In April 2021, the University of Southern California (USC) was rocked by a lawsuit filed by a former student, Yi Youn Kim, accusing tenured Marshall School of Business professor Choong Whan Park of sexual assault and harassment. The lawsuit painted a disturbing picture of a predator targeting vulnerable female students, particularly those of Korean descent, while USC failed to take adequate action despite prior complaints.
Kim’s lawsuit alleged that Park subjected her to a pattern of non-consensual touching, hugging, kissing, and groping over a three-year period, beginning when she was an undergraduate student assistant in his research lab. She further claimed that Park made inappropriate sexual comments about her body and threatened her academic and professional prospects if she did not comply with his advances.
The lawsuit also named USC as a defendant, alleging that the university had been aware of Park’s predatory behavior for years but failed to take appropriate action. This included prior complaints from other students and a 2018 investigation by the university’s Office of Equity and Diversity (OED) that found Park in violation of the university’s sexual harassment policy.
The University’s Response
USC initially denied the allegations against Park, claiming that the OED investigation had cleared him of wrongdoing. However, the university later acknowledged that the OED report had not been finalized and that it had not taken any disciplinary action against Park.
In the wake of the lawsuit, USC announced a series of reforms aimed at strengthening its sexual misconduct policies and procedures. These reforms included the creation of a new Title IX office, the expansion of sexual violence prevention training, and the appointment of a special investigator to review the handling of sexual misconduct complaints.

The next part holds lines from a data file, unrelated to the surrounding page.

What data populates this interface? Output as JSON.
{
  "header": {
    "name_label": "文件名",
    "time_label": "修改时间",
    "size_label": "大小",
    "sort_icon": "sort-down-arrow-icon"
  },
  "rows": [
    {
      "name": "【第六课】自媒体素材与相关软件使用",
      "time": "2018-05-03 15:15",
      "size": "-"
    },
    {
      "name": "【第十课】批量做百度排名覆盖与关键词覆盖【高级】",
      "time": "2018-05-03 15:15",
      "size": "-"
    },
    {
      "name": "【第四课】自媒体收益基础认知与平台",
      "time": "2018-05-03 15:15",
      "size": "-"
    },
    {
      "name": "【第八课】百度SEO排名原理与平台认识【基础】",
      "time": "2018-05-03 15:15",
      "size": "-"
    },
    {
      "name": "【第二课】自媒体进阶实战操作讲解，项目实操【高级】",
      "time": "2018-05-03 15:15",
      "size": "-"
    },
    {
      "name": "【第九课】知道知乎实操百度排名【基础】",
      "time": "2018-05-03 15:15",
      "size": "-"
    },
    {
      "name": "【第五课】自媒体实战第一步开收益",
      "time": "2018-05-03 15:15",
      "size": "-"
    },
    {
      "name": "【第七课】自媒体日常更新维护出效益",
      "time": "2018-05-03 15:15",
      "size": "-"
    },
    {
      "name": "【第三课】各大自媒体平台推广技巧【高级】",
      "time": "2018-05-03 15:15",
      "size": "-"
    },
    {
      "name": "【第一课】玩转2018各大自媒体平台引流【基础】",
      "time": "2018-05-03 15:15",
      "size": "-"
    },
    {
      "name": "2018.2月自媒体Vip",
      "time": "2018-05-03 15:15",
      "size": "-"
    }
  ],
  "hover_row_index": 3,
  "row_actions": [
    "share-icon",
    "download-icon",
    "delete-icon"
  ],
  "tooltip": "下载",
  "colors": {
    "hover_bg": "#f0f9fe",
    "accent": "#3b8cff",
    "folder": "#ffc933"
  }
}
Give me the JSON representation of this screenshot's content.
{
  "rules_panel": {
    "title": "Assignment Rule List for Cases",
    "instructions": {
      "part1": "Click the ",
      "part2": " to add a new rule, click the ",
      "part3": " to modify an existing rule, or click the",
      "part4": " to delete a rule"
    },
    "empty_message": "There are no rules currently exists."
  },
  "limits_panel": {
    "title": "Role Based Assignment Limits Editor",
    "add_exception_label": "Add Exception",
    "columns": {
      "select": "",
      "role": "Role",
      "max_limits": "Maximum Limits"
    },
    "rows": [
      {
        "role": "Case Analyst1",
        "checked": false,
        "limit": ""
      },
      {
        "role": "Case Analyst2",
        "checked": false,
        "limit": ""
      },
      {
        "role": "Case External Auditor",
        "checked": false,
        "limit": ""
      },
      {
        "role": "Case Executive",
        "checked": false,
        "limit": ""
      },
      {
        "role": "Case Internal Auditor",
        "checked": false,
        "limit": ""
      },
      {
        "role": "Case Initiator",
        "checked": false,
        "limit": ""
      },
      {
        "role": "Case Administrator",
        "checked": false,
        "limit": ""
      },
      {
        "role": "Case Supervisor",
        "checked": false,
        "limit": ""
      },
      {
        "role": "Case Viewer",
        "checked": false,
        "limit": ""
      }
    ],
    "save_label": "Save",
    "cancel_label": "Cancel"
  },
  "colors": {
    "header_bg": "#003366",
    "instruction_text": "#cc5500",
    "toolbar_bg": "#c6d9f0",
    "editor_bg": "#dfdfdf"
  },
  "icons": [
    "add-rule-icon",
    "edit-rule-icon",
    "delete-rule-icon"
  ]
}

Park’s Retirement and Ongoing Legal Proceedings
Park retired from USC in May 2021, shortly after the lawsuit was filed. He has denied all allegations of wrongdoing, and the criminal case against him is still pending.
The civil lawsuit against Park and USC is also ongoing. In June 2021, three additional women came forward with allegations of sexual harassment against Park, further bolstering Kim’s claims.
A Pattern of Institutional Failure
The C.W. Park lawsuit has exposed a pattern of institutional failure at USC, where the university allegedly turned a blind eye to credible allegations of sexual misconduct for years. This failure to protect students has had a devastating impact on the lives of those who have been victimized.
The C.W. Park lawsuit is a stark reminder of the prevalence of sexual misconduct in higher education and the need for institutions to take strong and proactive measures to prevent and address it. USC’s handling of the Park case has been widely criticized, and the university has much work to do to regain the trust of its students and the public.
Q: What is the status of the criminal case against C.W. Park?
A: The criminal case against Park is still pending.
Q: What is the status of the civil lawsuit against C.W. Park and USC?
A: The civil lawsuit is still ongoing.
Q: What reforms has USC implemented in response to the C.W. Park lawsuit?
A: USC has implemented a series of reforms aimed at strengthening its sexual misconduct policies and procedures. These reforms include the creation of a new Title IX office, the expansion of sexual violence prevention training, and the appointment of a special investigator to review the handling of sexual misconduct complaints.
Q: What can students do to protect themselves from sexual misconduct?
A: Students should be aware of the resources available to them if they experience sexual misconduct. They should also report any incidents of sexual misconduct to the appropriate authorities.